# Angelina Jolie tritt in Elizabeth Taylors Fußstapfen



## Mandalorianer (1 Apr. 2011)

*Angelina Jolie tritt in Elizabeth Taylors Fußstapfen​*
*
Jetzt ist es offiziell:* Für die Leinwandverfilmung wird Angelina Jolie
in die Rolle der ägyptischen Königin Cleopatra schlüpfen. Das ist eine große Ehre für sie, 
aber auch eine echte Herausforderung. Denn um Vergleiche mit der jüngst verstorbenen Elizabeth Taylor ,
die 1963 in dieser Rolle glänzte, wird sie nicht umhinkommen.



​

Gerüchteweise soll die neue Verfilmung von Scott Rudin jedoch andere Schwerpunkte setzen. Der Film werde vordergründig Cleopatras Verführungskünste und erotische Ausstrahlung thematisieren und veranschaulichen, wie sie ihren Körper und Charme für Macht und Politik einsetzte. 

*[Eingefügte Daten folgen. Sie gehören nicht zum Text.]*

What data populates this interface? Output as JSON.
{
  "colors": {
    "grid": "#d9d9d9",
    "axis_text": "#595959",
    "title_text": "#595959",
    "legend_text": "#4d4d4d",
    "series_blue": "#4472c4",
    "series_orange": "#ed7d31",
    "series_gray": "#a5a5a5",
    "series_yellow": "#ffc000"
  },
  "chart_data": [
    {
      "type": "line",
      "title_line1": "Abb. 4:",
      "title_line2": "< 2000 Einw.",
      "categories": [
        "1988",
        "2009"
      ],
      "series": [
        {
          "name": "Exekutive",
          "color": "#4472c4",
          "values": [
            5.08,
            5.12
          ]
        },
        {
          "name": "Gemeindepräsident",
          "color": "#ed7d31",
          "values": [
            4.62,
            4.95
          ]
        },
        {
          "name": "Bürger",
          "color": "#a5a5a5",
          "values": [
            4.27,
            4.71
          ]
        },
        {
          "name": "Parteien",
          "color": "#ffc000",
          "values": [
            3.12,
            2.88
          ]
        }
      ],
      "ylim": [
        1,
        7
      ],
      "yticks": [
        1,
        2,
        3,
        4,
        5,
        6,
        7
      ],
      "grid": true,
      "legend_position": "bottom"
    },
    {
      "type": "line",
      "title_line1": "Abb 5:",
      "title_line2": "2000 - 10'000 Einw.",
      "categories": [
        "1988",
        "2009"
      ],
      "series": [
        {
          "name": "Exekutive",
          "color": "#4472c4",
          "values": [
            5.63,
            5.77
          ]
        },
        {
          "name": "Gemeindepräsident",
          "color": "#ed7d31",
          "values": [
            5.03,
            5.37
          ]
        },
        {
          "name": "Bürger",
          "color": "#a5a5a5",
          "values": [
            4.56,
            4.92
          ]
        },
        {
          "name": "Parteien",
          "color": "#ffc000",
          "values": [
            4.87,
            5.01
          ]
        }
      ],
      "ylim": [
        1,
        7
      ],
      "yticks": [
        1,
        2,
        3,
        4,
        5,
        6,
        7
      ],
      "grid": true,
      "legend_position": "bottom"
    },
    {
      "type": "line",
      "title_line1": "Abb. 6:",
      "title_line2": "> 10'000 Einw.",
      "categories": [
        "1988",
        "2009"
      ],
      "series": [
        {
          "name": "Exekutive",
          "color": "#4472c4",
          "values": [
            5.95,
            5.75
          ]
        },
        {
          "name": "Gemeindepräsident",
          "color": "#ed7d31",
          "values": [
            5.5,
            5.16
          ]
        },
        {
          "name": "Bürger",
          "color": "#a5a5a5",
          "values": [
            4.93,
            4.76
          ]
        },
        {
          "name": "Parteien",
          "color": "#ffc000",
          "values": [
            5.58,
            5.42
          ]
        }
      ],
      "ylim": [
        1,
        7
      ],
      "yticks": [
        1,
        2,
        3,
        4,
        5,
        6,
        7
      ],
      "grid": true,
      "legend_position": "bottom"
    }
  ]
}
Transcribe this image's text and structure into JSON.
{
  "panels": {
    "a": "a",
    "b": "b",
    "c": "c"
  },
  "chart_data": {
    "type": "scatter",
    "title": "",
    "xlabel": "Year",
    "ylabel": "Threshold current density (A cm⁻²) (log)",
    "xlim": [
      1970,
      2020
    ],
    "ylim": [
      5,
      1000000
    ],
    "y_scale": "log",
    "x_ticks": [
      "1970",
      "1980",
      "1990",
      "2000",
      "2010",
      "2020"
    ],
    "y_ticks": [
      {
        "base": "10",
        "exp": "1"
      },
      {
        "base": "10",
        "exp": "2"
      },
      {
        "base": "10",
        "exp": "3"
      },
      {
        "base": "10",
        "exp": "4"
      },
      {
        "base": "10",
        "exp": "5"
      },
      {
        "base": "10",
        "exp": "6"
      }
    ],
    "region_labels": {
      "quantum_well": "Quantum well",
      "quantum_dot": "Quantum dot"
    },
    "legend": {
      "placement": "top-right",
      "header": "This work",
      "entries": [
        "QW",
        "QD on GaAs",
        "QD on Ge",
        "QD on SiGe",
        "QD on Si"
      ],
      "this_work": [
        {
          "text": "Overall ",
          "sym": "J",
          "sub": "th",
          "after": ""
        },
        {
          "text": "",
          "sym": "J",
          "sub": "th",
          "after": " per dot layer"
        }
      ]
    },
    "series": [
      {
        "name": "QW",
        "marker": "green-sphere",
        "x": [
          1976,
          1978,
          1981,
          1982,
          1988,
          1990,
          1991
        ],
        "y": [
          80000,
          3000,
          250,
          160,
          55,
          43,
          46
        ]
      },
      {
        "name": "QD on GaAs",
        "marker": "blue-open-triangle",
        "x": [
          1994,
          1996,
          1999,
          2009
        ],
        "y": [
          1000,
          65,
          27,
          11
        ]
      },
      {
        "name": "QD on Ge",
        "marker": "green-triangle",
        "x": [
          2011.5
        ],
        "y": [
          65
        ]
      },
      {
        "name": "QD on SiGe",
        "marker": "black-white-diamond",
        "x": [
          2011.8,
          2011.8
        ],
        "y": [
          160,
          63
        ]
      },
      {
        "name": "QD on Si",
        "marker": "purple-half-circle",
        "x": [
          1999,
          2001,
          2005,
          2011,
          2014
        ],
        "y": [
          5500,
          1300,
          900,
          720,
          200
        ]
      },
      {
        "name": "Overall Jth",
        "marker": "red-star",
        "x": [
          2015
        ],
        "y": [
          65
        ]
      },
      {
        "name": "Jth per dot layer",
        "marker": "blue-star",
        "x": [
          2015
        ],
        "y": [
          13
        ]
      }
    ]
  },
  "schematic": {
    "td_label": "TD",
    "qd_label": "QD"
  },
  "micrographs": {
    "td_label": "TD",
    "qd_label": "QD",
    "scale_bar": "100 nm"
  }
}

Indes ist noch ungewiss, wer die Rolle von Cleopatras Liebhaber Marcus Antonius, dem römischen Feldherren und Staatsmann, übernehmen wird. Gerüchteweise könnte es sogar Angelinas Lebenspartner Brad Pitt werden. Aber auch Daniel Craig, George Clooney und Colin Firth sollen dafür im Gespräch sein. Bis zum Filmstart müssen wir uns voraussichtlich bis 2013 gedulden.


*Grosses Kino:thumbup:
Gruss Gollum*


----------



## Q (1 Apr. 2011)

dann gibts was zu gucken  :thumbup: :thx:


----------



## DRAGO (1 Apr. 2011)

Meines Erachtens hat Dita von Teese wesentlich mehr Ähnlichkeit mit Liz Taylor


----------



## Punisher (1 Apr. 2011)

Egal, wenn sie genug Haut zeigt


----------



## Chamser81 (1 Apr. 2011)

Sie wird nicht mal ansatzweise so attraktiv sein wie Liz Taylor als Cleopatra!


----------



## Stoney (3 Apr. 2011)

Freue mich riesig das Angelina die Cleopatra spielt:thumbup:


----------



## Skype (9 Apr. 2011)

Mit schwarzen Haare und viel schminke, kann es ja was werden.


----------